Rate signal method

Research and Implementation of Key Technologies of Satellite Signal Spectrum Monitoring System - Dong Xue

Implementation of Rate Signal Method

thought

The main idea here is to pay attention to the details of index, remember to subtract 1.
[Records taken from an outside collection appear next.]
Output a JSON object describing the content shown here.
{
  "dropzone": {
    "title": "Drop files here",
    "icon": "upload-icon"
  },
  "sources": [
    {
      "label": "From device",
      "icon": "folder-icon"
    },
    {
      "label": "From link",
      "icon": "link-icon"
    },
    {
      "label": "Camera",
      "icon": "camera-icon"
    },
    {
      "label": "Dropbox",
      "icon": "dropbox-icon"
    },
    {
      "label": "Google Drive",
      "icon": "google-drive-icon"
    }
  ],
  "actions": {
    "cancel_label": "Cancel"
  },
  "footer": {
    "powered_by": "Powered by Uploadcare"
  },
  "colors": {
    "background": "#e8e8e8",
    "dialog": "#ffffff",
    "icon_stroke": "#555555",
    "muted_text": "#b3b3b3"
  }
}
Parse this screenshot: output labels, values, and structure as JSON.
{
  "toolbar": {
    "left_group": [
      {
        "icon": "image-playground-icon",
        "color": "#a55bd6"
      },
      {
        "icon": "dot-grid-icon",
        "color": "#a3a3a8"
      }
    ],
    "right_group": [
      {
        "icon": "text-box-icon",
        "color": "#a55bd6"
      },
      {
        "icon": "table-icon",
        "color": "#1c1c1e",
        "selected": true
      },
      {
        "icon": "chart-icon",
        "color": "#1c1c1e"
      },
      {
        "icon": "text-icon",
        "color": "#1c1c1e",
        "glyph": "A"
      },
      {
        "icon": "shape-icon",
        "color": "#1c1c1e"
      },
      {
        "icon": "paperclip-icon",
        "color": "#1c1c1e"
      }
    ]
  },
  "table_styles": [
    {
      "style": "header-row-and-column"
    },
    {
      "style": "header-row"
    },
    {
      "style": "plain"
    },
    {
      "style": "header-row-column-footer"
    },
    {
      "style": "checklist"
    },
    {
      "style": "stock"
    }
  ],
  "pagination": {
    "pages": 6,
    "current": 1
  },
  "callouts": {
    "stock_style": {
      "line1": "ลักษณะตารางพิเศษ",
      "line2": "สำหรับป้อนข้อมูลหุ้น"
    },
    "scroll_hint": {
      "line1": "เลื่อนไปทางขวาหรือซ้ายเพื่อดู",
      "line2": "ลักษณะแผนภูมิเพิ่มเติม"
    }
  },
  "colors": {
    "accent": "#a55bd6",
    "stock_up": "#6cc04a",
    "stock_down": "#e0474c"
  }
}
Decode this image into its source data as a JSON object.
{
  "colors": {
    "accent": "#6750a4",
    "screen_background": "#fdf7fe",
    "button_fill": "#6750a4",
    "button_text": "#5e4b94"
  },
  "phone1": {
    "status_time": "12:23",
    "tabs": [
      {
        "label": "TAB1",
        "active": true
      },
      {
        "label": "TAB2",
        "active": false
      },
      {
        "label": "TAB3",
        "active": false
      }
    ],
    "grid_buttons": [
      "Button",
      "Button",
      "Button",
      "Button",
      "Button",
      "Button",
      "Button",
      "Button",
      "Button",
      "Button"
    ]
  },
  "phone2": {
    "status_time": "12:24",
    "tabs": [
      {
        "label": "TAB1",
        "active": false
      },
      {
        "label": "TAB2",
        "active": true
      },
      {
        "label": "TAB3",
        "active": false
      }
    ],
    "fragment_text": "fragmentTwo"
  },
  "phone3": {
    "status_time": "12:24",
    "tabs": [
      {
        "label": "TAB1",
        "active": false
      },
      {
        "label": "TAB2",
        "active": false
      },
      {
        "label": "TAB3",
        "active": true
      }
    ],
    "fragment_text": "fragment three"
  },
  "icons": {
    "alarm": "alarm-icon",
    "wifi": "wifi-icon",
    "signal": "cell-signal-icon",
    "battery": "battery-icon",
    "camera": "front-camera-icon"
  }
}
Instead of using czt to refine the spectrum, zoomfft is used to refine the spectrum. This method is easier to implement in engineering. All spectrum transformations can be done only by moving arrays, without exponential calculation. Reduce the amount of calculation. The zoomfft principle can be referred to. Here

Question: Why the refined results are not correct and deviate from the estimated results is still unclear. It is possible that approximation in some places will lead to this result.

source code

% Test Rate Signal Method
clc
clear all
close all

sr = 1000;
fs = 8e3;

N = sr;

srcData = randsrc(1, N, [0:3]);
modData = pskmod(srcData, 4);
% Pulse shaping filter
ipoint = fs / sr;
span = 21;
pointFir = span * ipoint;
upData = upsample(modData, ipoint);
sendPulser = rcosdesign(0.5, span, ipoint, 'sqrt');
sendData = conv(upData, sendPulser);
% Form the transmitting signal, here mainly subtract the time delay caused by convolution. See Digital Signal Processing for details.
sendData = sendData(pointFir/2 + 1 : end - pointFir/2);


% Computation rate signal
for i = 1:length(sendData) %Get the Rate Signal
    if(i<length(sendData))
        res(i) = (norm(sendData(i+1)-sendData(i)))*fs; %norm(x)seek x The 2 norm  
    end
end

% Find the maximum power length of 2 less than length
n=nextpow2(length(res)); %Find out 2^n >= length(res) Of n value
n=n-1;
len=2^n;
% Change in data length and resolution
df = fs / len;

res=res(1:len);
freResponse = fft(res);
ampResponse = abs(freResponse);
% Display spectrum, after removing 0 frequency, the largest frequency component is the coarse estimation of symbol rate.
plot((0:length(ampResponse)-1)*df, ampResponse);
% Removal of 0 frequency
a = ampResponse(1);
ampResponse(1) = 0;
[~, index] = max(ampResponse);
ampResponse(1) = a;
% Here's a detail. Attention matlab From 1 to index Start acquiring, and you'll miss 0.
% So our index When turning frequency, remember-1
coarseSymbolRate = (index-1) * df


% Thinning spectrum
% Set the refinement factor, which needs to be set to 2 n pow
m = 64;
n0 = len / m;

% Move the right spectrum to the right of the zero frequency
n02 = n0 / 2;
right = index + n02;
tmp = right + 1 - index;
assert(tmp == n02+1);
freResponse(1:tmp) = freResponse(index:right);
% Left spectrum to negative frequency
left = index - n02 + 1;
tmp = n02 - 1;
assert(tmp == (index - left));
freResponse((length(freResponse) - tmp+1):end) = freResponse(left:(index-1));
freResponse(right+1:end-tmp) = 0;

% ifft
timeSignal = ifft(freResponse);
% Down sampling
downTimeSignal = downsample(timeSignal, m);
downTimeSignalFreqResponse = fft(downTimeSignal, len);
leftFreq = (left-1) * df;
rightFreq = (right-1) * df;
downTimeSignalFreqResponse = circshift(downTimeSignalFreqResponse, floor(len/2));
f = linspace(leftFreq, rightFreq, len);
ampDownTimeSignalFreqResponse = abs(downTimeSignalFreqResponse);
figure()
plot(f, ampDownTimeSignalFreqResponse);
[~, index] = max(ampDownTimeSignalFreqResponse);
df = (rightFreq - leftFreq) / len;
accurateSr = (index - 1) * df + leftFreq
% The maximum point in the spectrum is the result.